By the end of this year, it’s estimated that 300 physicians will commit suicide. While depression amongst physicians is not new—a few years back, it was named the second-most suicidal occupation—the level of sheer unhappiness amongst physicians is on the rise.
Simply put, being a doctor has become a miserable and humiliating undertaking. Indeed, many doctors feel that America has declared war on physicians—and both physicians and patients are the losers.
Not surprisingly, many doctors want out. Medical students opt for high-paying specialties so they can retire as quickly as possible. Physician MBA programs—that promise doctors a way into management—are flourishing. The website known as the Drop-Out-Club—which hooks doctors up with jobs at hedge funds and venture capital firms—has a solid following.
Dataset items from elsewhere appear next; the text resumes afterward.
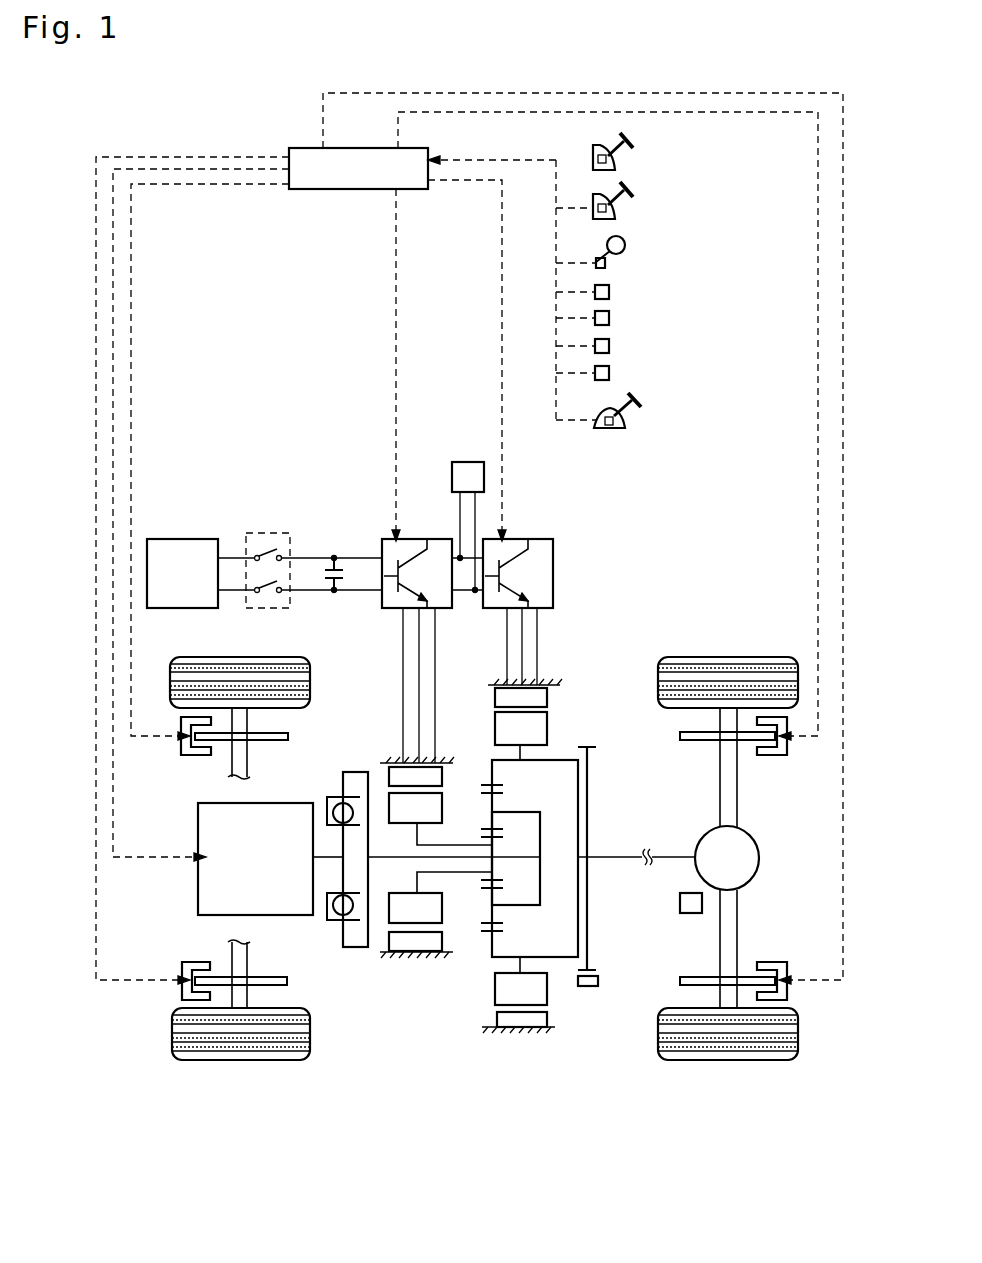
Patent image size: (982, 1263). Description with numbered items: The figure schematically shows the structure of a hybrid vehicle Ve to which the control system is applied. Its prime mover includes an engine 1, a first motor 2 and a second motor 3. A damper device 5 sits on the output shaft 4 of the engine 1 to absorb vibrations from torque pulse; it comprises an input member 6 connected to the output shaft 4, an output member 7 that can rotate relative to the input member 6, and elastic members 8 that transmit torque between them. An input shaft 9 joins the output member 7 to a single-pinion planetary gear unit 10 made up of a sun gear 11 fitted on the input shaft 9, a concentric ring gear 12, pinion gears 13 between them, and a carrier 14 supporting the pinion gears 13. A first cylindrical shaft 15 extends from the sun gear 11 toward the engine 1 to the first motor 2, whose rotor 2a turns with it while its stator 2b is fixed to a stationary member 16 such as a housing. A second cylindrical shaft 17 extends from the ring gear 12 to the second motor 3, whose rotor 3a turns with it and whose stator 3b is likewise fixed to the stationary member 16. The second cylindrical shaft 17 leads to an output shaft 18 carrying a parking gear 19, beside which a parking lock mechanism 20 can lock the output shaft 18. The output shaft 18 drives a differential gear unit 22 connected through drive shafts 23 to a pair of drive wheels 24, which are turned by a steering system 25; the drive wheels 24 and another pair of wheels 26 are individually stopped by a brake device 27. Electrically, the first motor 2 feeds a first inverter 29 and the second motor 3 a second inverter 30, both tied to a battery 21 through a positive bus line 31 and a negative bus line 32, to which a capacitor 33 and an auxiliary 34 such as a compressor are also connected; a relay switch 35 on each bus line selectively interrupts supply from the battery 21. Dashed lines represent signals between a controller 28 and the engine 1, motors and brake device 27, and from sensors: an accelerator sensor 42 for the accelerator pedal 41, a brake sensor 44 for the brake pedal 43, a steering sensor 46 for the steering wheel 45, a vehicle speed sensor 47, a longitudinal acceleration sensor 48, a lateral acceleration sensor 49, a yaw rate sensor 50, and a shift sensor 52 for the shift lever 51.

The engine 1 is at (197, 886).
The first motor 2 is at (393, 748).
The rotor 2a is at (410, 904).
The stator 2b is at (426, 937).
The second motor 3 is at (559, 704).
The rotor 3a is at (497, 993).
The stator 3b is at (544, 1018).
The output shaft 4 is at (326, 812).
The damper device 5 is at (325, 855).
The input member 6 is at (333, 905).
The output member 7 is at (348, 950).
The elastic members 8 is at (338, 795).
The input shaft 9 is at (400, 857).
The single-pinion planetary gear unit 10 is at (488, 756).
The sun gear 11 is at (500, 885).
The ring gear 12 is at (487, 934).
The pinion gears 13 is at (498, 924).
The carrier 14 is at (534, 811).
The first cylindrical shaft 15 is at (466, 844).
The stationary member 16 is at (400, 964).
The second cylindrical shaft 17 is at (563, 757).
The output shaft 18 is at (632, 855).
The parking gear 19 is at (588, 772).
The parking lock mechanism 20 is at (604, 991).
The battery 21 is at (190, 538).
The differential gear unit 22 is at (760, 855).
The drive shafts 23 is at (722, 798).
The drive wheels 24 is at (716, 656).
The steering system 25 is at (680, 901).
The wheels 26 is at (266, 656).
The brake device 27 is at (190, 755).
The controller 28 is at (346, 190).
The first inverter 29 is at (422, 538).
The second inverter 30 is at (531, 538).
The positive bus line 31 is at (359, 557).
The negative bus line 32 is at (357, 592).
The capacitor 33 is at (330, 570).
The auxiliary 34 is at (466, 461).
The relay switch 35 is at (270, 533).
The accelerator pedal 41 is at (630, 139).
The accelerator sensor 42 is at (612, 158).
The brake pedal 43 is at (630, 188).
The brake sensor 44 is at (612, 207).
The steering wheel 45 is at (626, 244).
The steering sensor 46 is at (606, 265).
The vehicle speed sensor 47 is at (610, 292).
The longitudinal acceleration sensor 48 is at (610, 318).
The lateral acceleration sensor 49 is at (610, 346).
The yaw rate sensor 50 is at (610, 373).
The shift lever 51 is at (640, 403).
The shift sensor 52 is at (616, 426).
The vehicle Ve is at (122, 1147).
In fact, physicians are so bummed out that 9 out of 10 doctors would discourage anyone from entering the profession.
It’s hard for anyone outside the profession to understand just how rotten the job has become—and what bad news that is for America’s health care system. Perhaps that’s why author Malcolm Gladwell recently implied that to fix the healthcare crisis, the public needs to understand what it’s like to be a physician. Imagine, for things to get better for patients, they need to empathize with physicians—that’s a tall order in our noxious and decidedly un-empathetic times.
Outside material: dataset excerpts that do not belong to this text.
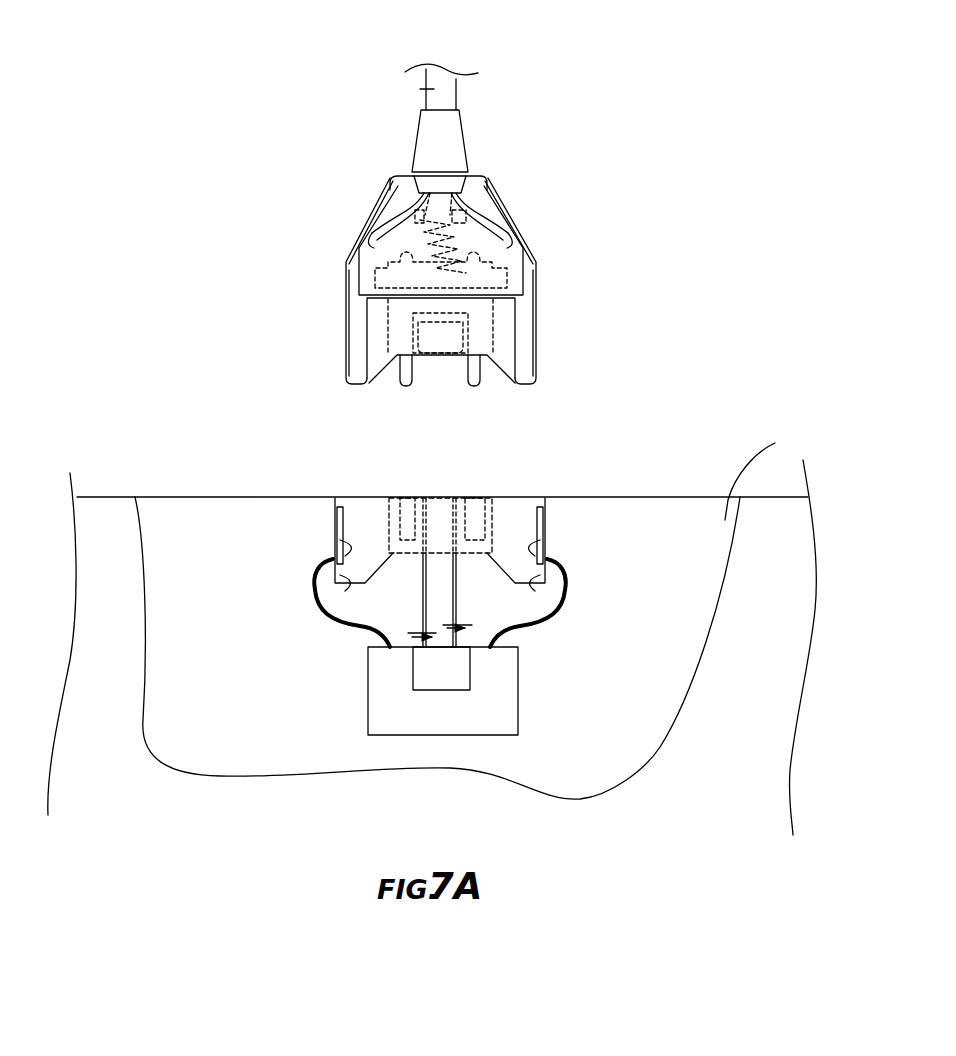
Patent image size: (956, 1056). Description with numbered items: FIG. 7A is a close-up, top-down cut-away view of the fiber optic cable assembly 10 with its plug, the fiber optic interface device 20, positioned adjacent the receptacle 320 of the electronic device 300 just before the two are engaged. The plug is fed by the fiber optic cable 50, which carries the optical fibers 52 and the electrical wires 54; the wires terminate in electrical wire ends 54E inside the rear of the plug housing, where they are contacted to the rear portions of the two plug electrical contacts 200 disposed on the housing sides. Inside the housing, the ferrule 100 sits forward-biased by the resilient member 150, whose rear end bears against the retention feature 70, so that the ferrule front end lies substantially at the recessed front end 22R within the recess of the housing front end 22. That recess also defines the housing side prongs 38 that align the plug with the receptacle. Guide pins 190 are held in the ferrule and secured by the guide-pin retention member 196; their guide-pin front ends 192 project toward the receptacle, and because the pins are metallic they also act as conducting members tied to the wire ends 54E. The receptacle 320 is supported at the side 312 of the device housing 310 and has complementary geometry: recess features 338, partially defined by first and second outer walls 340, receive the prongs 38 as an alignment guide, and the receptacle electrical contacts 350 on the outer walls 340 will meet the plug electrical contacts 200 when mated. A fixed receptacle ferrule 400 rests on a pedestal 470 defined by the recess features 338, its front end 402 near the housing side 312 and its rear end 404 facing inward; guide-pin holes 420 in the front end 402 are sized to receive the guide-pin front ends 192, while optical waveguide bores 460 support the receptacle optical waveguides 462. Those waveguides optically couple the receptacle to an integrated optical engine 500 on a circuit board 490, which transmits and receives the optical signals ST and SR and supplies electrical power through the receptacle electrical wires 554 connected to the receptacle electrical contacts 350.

The fiber optic cable assembly 10 is at (280, 215).
The fiber optic interface device 20 is at (300, 337).
The front end 22 is at (540, 383).
The recessed front end 22R is at (438, 372).
The prongs 38 is at (499, 350).
The fiber optic cable 50 is at (405, 72).
The optical fiber 52 is at (457, 188).
The electrical wire 54 is at (413, 165).
The electrical wire ends 54E is at (384, 212).
The retention feature 70 is at (396, 192).
The ferrule 100 is at (488, 331).
The resilient member 150 is at (490, 232).
The guide pins 190 is at (400, 372).
The guide-pin front ends 192 is at (406, 388).
The guide-pin retention member 196 is at (387, 277).
The plug electrical contacts 200 is at (345, 320).
The electronic device 300 is at (100, 488).
The housing 310 is at (778, 567).
The side 312 is at (768, 469).
The receptacle 320 is at (318, 535).
The recess features 338 is at (340, 498).
The outer walls 340 is at (336, 581).
The receptacle electrical contacts 350 is at (334, 557).
The receptacle ferrule 400 is at (435, 528).
The front end 402 is at (440, 498).
The rear end 404 is at (452, 627).
The guide-pin holes 420 is at (362, 522).
The optical waveguide bores 460 is at (458, 512).
The receptacle optical waveguides 462 is at (447, 605).
The pedestal 470 is at (500, 545).
The circuit board 490 is at (368, 713).
The integrated optical engine 500 is at (457, 682).
The receptacle electrical wires 554 is at (330, 598).
The receive optical signal SR is at (418, 633).
The transmit optical signal ST is at (462, 555).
After all, the public sees ophthalmologists and radiologists making out like bandits and wonder why they should feel anything but scorn for such doctors—especially when Americans haven’t gotten a raise in decades. But being a primary care physician is not like being, say, a plastic surgeon—a profession that garners both respect and retirement savings. Given that primary care doctors do the work that no one else is willing to do, being a primary care physician is more like being a janitor—but without the social status or union protections.
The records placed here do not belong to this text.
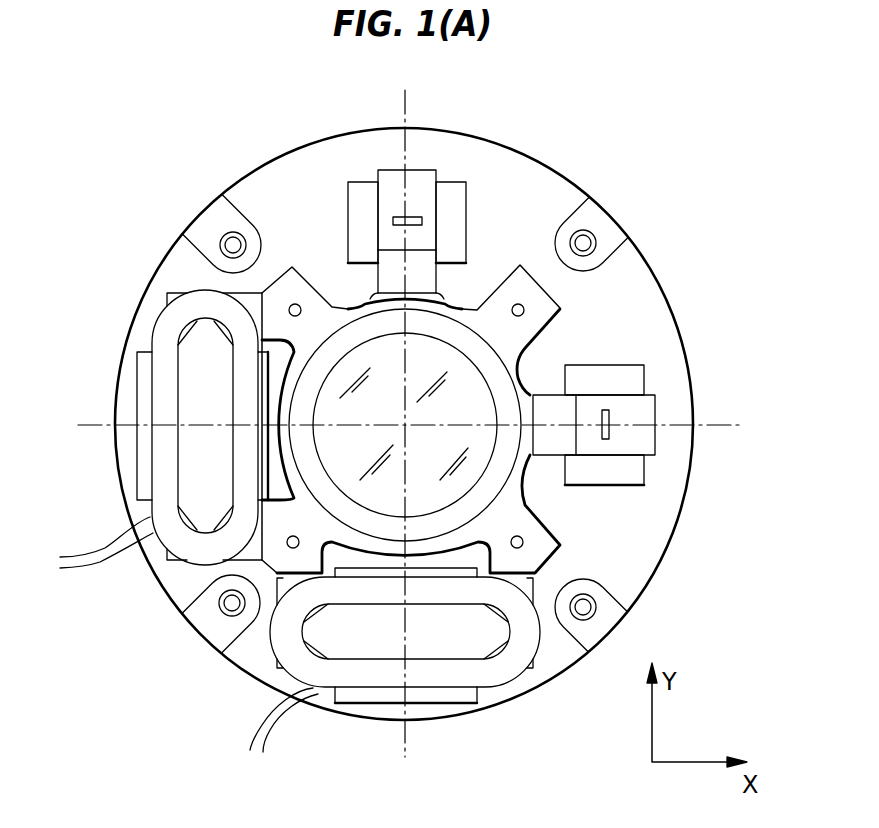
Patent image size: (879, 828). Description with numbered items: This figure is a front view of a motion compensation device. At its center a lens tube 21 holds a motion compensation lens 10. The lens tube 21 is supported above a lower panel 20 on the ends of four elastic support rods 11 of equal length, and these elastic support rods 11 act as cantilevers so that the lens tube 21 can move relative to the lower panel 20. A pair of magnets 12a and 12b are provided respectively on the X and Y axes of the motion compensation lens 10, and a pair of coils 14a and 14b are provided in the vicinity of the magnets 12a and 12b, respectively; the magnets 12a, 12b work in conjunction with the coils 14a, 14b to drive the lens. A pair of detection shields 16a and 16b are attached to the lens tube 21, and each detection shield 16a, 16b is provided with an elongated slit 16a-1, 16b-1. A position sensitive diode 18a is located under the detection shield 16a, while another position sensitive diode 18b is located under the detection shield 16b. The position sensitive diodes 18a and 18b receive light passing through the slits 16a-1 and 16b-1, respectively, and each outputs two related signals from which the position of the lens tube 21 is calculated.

The motion compensation lens 10 is at (471, 413).
The elastic support rods 11 is at (296, 304).
The magnet 12a is at (140, 470).
The magnet 12b is at (453, 697).
The coil 14a is at (183, 547).
The coil 14b is at (347, 673).
The detection shield 16a is at (638, 408).
The elongated slit 16a-1 is at (610, 438).
The detection shield 16b is at (423, 187).
The elongated slit 16b-1 is at (422, 224).
The position sensitive diode 18a is at (628, 473).
The position sensitive diode 18b is at (360, 198).
The lower panel 20 is at (617, 582).
The lens tube 21 is at (543, 318).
Unfortunately, things are only getting worse for most doctors, especially those who still accept health insurance. Just processing the insurance forms costs $58 for every patient encounter, according to Dr. Stephen Schimpff, an internist and former CEO of University of Maryland Medical Center who is writing a book about the crisis in primary care. To make ends meet, physicians have had to increase the number of patients they see. The end result is that the average face-to-face clinic visit lasts about 12 minutes.